Four months into the campaign and let’s take a moment to look at what we’re being given. Aside from curfews and tax breaks for senior citizens, who knows why Giorgio Mammoliti wants to be mayor or what he might do if elected. The man’s been a councillor in North York and Toronto for nearly 15 years and I have no idea what he stands for. Then there’s Rob Ford. A clown (a mean, nasty one at that) by any other measure who has plugged into the anti-incumbent, unfocussed anger out there and is riding it into contention on a platform of idiotic and detrimental policy proposals. Ditto Rocco Rossi only with a slightly smoother presentation. Sarah Thomson introduced the idea of road tolls and subways into the debate and then seems to have taken a powder.

Leaving us with two other candidates. The first, the perceived front runner, is an undistinguished former Toronto MPP and cabinet minister in an undistinguished government who sometime last year got it into his head that he wanted to be mayor. Why? Who knows.

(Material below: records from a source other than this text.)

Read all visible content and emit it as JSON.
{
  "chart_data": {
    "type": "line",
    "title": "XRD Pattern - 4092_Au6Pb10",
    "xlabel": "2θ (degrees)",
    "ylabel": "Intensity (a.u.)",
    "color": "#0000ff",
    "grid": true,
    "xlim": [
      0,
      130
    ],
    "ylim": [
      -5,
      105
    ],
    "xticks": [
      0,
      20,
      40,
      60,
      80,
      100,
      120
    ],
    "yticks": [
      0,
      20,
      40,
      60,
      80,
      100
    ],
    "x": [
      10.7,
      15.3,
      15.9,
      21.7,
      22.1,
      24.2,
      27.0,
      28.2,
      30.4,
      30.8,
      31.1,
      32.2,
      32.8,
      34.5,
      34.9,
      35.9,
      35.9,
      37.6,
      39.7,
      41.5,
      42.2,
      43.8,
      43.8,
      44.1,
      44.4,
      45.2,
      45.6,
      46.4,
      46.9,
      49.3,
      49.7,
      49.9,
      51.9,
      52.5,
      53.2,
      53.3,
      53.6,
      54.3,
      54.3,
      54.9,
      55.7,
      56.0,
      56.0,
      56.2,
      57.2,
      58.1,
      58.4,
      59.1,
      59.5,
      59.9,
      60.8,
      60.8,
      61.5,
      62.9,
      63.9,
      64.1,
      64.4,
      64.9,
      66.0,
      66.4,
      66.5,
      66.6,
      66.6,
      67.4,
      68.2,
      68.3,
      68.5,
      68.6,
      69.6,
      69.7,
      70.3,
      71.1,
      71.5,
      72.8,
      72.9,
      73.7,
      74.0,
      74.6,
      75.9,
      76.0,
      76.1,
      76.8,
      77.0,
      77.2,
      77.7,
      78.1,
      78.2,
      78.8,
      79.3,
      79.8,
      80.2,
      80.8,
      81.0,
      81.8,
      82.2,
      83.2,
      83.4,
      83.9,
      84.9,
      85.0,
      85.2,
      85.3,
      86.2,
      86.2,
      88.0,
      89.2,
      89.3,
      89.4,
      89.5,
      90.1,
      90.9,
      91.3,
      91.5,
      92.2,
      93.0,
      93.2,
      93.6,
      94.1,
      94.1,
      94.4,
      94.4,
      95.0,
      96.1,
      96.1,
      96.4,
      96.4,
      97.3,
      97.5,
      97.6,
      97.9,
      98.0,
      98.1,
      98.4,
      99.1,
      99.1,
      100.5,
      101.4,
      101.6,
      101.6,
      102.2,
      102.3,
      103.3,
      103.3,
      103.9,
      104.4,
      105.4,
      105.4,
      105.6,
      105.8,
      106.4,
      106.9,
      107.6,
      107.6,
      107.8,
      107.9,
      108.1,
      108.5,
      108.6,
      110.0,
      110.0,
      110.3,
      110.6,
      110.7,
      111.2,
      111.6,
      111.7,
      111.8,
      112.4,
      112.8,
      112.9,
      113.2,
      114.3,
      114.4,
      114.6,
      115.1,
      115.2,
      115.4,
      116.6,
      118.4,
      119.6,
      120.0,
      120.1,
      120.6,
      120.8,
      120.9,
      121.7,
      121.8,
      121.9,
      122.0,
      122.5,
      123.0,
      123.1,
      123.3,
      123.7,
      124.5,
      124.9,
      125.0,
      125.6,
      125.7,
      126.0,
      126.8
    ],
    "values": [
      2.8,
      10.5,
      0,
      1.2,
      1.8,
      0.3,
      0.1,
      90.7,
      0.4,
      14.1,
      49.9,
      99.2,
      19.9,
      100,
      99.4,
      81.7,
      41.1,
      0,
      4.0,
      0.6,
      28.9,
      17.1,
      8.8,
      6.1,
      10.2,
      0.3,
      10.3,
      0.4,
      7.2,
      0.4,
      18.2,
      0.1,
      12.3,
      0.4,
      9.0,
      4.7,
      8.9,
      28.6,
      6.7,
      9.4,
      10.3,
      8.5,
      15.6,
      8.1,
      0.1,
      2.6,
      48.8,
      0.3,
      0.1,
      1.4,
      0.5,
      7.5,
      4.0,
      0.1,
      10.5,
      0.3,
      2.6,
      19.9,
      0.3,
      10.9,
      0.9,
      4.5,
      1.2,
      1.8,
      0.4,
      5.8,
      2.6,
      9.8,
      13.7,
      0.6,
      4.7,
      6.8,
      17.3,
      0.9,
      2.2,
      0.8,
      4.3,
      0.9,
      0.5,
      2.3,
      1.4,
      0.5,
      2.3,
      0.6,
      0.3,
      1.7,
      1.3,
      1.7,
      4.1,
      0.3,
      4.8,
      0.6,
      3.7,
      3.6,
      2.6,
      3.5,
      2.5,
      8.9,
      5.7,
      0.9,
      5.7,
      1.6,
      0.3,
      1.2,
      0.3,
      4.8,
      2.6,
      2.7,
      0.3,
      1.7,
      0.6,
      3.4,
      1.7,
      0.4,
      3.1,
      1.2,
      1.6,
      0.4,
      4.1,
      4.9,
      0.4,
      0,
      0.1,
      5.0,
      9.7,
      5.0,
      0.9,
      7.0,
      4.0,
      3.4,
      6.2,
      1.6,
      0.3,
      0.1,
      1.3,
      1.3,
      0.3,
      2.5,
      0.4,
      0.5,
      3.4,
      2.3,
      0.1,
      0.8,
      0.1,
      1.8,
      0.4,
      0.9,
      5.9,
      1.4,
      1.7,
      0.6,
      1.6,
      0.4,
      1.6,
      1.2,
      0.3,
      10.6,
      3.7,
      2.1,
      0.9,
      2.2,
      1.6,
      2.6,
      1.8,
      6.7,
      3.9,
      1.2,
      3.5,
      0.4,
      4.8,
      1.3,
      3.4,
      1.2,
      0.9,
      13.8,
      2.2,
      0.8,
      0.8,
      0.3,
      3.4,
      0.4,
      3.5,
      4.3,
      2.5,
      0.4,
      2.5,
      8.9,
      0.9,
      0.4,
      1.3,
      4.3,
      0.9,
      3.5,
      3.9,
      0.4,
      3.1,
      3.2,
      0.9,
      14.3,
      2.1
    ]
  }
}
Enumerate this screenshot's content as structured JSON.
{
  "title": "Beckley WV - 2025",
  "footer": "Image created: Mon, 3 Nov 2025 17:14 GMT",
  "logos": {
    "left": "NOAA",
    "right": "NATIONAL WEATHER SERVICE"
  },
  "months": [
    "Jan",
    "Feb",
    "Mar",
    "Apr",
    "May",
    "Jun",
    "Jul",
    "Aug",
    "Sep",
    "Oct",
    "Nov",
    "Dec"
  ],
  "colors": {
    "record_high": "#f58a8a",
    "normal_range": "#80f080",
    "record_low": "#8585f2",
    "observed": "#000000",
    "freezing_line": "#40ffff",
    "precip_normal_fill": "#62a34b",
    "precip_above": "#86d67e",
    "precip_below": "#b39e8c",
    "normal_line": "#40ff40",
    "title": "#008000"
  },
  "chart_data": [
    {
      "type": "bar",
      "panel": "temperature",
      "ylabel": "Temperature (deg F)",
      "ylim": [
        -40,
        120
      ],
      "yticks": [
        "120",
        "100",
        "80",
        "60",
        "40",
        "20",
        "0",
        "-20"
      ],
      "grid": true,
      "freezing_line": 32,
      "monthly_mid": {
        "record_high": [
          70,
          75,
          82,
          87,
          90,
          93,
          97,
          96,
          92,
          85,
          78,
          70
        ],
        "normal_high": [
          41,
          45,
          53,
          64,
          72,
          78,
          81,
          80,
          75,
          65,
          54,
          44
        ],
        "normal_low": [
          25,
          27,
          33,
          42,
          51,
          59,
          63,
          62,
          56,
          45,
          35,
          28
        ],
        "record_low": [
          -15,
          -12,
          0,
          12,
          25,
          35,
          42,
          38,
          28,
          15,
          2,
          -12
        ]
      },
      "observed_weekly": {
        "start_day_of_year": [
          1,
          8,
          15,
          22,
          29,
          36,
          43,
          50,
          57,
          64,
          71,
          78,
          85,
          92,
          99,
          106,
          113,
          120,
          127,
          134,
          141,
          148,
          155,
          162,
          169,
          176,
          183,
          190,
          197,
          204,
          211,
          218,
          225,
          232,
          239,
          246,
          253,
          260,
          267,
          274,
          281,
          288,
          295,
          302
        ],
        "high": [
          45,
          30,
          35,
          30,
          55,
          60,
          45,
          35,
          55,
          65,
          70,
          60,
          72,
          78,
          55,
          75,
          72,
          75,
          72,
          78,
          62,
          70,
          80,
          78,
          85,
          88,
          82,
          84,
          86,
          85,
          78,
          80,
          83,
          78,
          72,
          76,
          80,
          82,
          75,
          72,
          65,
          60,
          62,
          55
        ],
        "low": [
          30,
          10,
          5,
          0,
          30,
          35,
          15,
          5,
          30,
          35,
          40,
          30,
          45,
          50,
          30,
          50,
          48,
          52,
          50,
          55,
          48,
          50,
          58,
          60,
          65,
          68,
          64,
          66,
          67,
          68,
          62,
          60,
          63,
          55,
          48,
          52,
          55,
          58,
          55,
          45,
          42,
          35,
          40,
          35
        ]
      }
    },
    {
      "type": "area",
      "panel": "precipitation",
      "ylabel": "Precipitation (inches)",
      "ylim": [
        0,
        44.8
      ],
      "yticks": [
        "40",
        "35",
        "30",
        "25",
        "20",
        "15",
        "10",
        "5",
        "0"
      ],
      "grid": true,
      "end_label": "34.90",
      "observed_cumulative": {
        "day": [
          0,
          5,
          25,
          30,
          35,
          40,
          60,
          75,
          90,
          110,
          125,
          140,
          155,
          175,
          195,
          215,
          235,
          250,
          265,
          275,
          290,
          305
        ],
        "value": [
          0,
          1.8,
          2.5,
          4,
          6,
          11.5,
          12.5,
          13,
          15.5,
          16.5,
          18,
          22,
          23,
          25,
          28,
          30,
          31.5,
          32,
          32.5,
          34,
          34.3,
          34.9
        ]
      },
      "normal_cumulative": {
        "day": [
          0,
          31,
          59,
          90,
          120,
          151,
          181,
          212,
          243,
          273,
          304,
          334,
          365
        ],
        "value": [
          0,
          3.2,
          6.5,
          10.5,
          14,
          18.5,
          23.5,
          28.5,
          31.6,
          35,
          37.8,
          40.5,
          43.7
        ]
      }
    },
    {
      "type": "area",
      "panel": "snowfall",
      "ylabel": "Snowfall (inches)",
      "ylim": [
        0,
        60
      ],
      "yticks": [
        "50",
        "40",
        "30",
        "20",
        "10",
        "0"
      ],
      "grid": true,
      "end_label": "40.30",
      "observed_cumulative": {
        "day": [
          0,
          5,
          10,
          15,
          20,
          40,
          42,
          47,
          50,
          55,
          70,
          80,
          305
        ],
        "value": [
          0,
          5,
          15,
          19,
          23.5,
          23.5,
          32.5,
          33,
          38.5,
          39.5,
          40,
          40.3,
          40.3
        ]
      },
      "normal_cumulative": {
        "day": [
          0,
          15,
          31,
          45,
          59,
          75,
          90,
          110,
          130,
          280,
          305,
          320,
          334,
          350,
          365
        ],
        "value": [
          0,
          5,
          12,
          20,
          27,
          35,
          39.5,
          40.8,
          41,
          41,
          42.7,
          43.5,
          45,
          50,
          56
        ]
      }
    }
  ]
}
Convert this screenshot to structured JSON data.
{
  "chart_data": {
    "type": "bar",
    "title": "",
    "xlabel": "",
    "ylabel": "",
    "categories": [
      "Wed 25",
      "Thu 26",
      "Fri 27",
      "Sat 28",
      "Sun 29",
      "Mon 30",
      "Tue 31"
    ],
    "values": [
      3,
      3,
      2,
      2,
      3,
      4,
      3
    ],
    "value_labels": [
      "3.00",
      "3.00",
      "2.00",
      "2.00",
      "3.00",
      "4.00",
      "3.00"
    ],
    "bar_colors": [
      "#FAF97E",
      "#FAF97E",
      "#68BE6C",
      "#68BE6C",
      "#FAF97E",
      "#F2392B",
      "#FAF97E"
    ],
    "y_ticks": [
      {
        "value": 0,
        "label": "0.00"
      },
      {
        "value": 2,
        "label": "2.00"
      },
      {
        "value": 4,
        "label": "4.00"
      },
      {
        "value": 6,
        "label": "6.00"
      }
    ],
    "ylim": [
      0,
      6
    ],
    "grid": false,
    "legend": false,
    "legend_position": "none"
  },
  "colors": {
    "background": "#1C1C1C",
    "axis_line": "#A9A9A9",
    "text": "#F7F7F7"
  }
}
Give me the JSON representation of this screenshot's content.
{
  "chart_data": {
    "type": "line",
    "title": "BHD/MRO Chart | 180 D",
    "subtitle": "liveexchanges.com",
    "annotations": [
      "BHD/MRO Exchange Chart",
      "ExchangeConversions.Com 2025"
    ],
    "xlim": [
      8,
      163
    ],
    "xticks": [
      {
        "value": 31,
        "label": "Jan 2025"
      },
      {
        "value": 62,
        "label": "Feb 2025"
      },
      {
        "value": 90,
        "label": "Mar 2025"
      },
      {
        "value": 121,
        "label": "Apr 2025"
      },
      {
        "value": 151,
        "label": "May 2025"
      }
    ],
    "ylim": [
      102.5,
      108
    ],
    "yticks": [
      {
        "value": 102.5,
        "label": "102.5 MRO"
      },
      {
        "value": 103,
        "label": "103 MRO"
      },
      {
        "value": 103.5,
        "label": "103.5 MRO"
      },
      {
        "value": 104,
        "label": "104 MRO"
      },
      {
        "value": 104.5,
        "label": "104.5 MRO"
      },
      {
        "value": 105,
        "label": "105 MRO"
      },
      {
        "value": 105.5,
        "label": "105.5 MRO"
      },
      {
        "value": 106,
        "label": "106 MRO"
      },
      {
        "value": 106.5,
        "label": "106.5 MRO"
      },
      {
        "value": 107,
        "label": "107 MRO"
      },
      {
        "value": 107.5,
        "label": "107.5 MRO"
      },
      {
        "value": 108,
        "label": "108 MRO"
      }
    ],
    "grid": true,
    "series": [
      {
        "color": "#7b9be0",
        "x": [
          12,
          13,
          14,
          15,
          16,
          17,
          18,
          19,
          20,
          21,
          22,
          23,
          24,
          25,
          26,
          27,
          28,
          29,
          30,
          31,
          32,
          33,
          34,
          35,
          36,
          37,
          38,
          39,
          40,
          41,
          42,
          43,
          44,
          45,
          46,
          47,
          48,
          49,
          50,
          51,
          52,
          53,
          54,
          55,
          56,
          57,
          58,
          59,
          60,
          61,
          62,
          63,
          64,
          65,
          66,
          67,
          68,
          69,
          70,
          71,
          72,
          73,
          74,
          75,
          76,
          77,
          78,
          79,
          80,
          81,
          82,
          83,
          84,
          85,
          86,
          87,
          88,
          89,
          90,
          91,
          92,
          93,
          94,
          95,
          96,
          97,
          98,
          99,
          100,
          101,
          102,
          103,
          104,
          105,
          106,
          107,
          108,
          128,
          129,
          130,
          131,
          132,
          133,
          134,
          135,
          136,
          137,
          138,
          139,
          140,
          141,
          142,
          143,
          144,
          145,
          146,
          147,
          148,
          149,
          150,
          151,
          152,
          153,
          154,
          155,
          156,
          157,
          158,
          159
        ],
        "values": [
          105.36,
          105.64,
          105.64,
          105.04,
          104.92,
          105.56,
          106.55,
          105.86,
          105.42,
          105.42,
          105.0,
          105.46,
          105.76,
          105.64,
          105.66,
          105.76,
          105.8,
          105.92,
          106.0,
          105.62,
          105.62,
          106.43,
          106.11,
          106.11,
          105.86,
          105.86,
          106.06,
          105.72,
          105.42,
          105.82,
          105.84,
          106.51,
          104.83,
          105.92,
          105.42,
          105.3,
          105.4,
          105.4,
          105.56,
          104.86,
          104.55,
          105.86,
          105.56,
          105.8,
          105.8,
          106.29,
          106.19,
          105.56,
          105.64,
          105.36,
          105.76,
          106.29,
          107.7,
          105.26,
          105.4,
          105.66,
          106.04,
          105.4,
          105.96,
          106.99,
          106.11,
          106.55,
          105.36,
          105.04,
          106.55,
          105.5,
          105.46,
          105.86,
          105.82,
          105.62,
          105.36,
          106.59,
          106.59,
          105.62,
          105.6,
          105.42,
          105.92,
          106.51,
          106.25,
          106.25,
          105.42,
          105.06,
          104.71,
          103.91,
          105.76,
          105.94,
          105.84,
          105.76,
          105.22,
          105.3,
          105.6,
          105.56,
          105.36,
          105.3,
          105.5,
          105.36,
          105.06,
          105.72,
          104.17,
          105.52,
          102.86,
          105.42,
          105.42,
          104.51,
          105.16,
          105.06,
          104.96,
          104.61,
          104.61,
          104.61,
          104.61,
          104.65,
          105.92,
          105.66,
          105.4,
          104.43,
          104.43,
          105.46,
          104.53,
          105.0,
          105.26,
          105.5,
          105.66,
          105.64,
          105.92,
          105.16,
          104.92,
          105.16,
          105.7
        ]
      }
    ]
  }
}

It’s tough to get any sort of answer from a candidate who doesn’t want to engage fully for fear of making a mistake and finding himself in a horse race. So we get essentially a counter-punching offensive, attacking whatever his opponents say and then uttering mealy-mouthed platitudes like ‘an integrated transportation plan’ or ‘Services First Approach’.

Then there’s Joe Pantalone, the lone ‘viable’ candidate running from the progressive-left. That alone should make this his election to lose, what with him having been on council for 30 years and being the Deputy Mayor for the last 6. Yet Joe seems so petrified of being linked with David Miller that it seems his strategy is just to lay low, keep quiet and wait for all the lefties to eventually find their way to him.

Although to be fair to Joe, he’s not being treated with much respect from the press. Following last night’s debate from Runnymede United Church via the Twitter, when the candidates were asked what green initiatives of Mayor Miller’s they would keep if elected, Kelly Grant from the Globe and Mail tweeted Pantalone’s answer like this: Pants… reminds us of his tree hugging… Uhhh, Ms. Grant? Environmental issues aren’t just for dirty hippies anymore.

No, people. Time is of the essence. We are being sold a bill of goods here. Contenders have been unjustifiably anointed. Issues corralled and packaged for easy digestion. We need to open things up, bring in fresh perspectives. With another 6 months to go in the campaign, the process has already started to simply spin its wheels. Everyone is running in place.

Let’s ignore the prix fixe we’ve been given and demand to order from the a la carte menu. Twenty-six candidates have registered to run for mayor and twenty of them have been shut out of the process. That is not democracy. That is not a free and open debate. It’s a façade. A charade. A façade of a charade and no one save the chosen few are being well served by it.

It’s time to find ourselves a barn and put on our own show.